Bishop McManus turned in the swivel chair to stare out the window at nothing at all. "When he told me he had something to sell, Pm afraid I got a bit blunt with him. He cut off my protests sharply by saying, as nearly as I can recall his exact words, 'Pm not selling prayer books or rosaries, Your Grace. This is a single item and the only one of its kind. And the price is such that I would go directly to the Vatican if it were at all possible.' "
"With a build-up like that," I said, "any amount under a million is going to sound mighty puny."
He turned his head to learn the effect his next words would have on me. "Precisely. But a million dollars was not the price, Mr. Pine." He moved one hand in a slow graceful motion. "The amount he asks is twenty-five million dollars!"

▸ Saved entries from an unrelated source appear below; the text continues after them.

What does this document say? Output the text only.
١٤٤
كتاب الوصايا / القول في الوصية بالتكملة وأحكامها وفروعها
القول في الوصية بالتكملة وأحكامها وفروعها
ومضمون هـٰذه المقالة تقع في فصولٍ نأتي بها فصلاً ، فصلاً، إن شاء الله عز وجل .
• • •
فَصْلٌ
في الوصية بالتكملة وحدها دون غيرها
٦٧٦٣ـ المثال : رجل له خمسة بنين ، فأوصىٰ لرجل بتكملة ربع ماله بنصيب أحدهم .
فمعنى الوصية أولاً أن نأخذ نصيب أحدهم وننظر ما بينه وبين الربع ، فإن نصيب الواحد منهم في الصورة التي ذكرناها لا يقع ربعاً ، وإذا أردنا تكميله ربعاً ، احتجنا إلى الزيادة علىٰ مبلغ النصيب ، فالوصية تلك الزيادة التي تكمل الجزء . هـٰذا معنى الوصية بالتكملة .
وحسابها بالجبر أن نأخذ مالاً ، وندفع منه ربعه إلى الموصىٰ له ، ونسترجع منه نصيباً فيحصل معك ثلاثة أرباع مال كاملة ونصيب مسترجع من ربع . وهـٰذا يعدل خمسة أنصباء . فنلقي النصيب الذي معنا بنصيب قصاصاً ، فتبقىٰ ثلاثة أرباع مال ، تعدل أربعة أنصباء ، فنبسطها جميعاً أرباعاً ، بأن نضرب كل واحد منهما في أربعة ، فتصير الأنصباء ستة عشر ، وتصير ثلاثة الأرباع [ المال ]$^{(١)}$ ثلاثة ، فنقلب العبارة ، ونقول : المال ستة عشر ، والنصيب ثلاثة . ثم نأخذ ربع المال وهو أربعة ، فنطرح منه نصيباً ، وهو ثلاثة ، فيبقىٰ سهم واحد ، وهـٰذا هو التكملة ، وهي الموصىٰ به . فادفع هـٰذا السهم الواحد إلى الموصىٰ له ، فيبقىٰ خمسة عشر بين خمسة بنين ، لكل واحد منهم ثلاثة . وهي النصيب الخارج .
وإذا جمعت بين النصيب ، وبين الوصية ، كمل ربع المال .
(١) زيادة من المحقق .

If he was trying to stun me he succeeded. I got my lower jaw up off my necktie and said weakly, "That should kick quite a hole in the petty cash."
It earned me another of his grave smiles. "The amount is preposterous, of course. When he mentioned such a figure I knew I was dealing with a madman or a crank. My only thought was to get rid of him as quickly and with as little fuss as possible. Humoring him seemed to be the best way. So I asked him what he had that could possibly be worth such a fantastic price. And he told me."